A repulsive atomic gas in a harmonic trap on the border of itinerant ferromagnetism

TL;DR

This paper investigates the behavior of a repulsive atomic Fermi gas near ferromagnetism, proposing a non-equilibrium model that aligns well with experimental observations of phase transitions influenced by magnetic defects and losses.

Contribution

It introduces a non-equilibrium theoretical framework accounting for defect dynamics and losses, explaining experimental results on ferromagnetic transition in ultracold Fermi gases.

Findings

The adiabatic transition occurs at weaker interactions than observed experimentally.

The non-equilibrium model quantitatively matches experimental data.

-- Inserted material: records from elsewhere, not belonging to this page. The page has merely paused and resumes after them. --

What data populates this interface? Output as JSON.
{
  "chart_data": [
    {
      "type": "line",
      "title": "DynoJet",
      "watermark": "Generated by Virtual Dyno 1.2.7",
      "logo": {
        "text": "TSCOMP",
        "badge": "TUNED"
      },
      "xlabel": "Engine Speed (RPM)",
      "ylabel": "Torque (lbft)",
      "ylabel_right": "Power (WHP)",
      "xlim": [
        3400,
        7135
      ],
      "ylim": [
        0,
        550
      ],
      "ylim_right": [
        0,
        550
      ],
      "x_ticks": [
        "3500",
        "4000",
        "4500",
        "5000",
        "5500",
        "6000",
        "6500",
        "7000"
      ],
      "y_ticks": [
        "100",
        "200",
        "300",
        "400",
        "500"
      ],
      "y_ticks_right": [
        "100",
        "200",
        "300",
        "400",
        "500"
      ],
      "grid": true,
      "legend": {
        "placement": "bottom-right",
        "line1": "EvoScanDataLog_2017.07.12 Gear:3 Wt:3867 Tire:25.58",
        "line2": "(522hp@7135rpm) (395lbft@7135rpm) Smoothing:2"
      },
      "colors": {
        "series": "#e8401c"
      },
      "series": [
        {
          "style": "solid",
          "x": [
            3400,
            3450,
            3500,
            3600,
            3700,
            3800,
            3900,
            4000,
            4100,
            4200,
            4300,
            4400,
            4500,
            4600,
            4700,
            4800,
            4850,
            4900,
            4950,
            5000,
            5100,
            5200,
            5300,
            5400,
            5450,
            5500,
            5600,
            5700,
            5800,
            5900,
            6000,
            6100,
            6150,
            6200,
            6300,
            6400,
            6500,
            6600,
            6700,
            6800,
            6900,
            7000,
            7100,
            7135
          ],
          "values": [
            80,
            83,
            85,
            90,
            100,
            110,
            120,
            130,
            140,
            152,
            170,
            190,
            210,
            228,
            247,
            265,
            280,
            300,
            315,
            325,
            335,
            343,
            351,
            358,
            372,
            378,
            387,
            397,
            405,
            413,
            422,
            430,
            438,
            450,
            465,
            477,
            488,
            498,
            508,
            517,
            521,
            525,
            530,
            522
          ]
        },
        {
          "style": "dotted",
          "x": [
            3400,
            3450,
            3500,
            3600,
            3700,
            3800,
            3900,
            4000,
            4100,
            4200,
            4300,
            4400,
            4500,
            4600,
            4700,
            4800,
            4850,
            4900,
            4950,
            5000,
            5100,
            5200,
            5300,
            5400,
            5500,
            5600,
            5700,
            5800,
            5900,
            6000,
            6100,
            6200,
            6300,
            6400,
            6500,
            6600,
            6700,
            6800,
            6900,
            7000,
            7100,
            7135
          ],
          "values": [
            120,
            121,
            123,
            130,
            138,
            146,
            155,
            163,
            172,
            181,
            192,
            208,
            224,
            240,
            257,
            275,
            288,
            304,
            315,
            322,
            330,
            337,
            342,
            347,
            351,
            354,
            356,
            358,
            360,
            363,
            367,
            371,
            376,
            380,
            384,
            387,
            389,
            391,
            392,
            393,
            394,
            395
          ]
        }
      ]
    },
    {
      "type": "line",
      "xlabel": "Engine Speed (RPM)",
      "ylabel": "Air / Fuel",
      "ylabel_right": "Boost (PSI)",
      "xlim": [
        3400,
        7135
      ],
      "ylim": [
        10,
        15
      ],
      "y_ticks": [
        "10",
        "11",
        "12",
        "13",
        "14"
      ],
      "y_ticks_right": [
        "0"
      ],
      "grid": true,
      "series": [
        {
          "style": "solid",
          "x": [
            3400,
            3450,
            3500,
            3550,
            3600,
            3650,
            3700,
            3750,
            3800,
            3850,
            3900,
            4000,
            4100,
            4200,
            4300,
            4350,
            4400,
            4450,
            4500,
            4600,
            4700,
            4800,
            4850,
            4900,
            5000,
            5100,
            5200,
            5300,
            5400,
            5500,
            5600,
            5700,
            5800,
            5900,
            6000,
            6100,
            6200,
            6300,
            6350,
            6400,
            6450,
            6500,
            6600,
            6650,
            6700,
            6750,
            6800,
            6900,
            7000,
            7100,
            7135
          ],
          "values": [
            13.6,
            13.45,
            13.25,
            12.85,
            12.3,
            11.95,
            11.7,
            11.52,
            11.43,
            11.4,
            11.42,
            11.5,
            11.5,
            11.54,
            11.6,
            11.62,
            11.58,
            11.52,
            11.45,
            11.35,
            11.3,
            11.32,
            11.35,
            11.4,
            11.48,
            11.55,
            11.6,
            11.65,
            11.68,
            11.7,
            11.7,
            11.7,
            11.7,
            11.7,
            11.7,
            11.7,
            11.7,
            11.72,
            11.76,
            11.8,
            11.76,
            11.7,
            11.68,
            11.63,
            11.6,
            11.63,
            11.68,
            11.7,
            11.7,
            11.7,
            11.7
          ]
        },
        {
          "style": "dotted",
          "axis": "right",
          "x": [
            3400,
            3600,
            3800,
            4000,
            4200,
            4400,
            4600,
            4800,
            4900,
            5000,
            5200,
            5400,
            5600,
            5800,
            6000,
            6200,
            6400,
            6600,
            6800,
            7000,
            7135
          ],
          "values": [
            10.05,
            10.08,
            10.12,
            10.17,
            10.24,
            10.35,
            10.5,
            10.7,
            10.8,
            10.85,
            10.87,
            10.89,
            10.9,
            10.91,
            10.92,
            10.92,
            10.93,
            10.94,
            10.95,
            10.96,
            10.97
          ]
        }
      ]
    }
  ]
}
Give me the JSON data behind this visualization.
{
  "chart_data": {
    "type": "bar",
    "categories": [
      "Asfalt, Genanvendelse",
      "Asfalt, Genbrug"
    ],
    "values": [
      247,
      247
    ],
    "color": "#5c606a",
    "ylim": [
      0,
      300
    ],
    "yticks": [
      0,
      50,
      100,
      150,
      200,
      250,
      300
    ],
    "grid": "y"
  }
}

Magnetic defects and three-body losses significantly influence phase behavior.

Abstract

Alongside superfluidity, itinerant (Stoner) ferromagnetism remains one of the most well-characterized phases of correlated Fermi systems. A recent experiment has reported the first evidence for novel phase behavior on the repulsive side of the Feshbach resonance in a two-component ultracold Fermi gas. By adapting recent theoretical studies to the atomic trap geometry, we show that an adiabatic ferromagnetic transition would take place at a weaker interaction strength than is observed in experiment. This discrepancy motivates a simple non-equilibrium theory that takes account of the dynamics of magnetic defects and three-body losses. The formalism developed displays good quantitative agreement with experiment.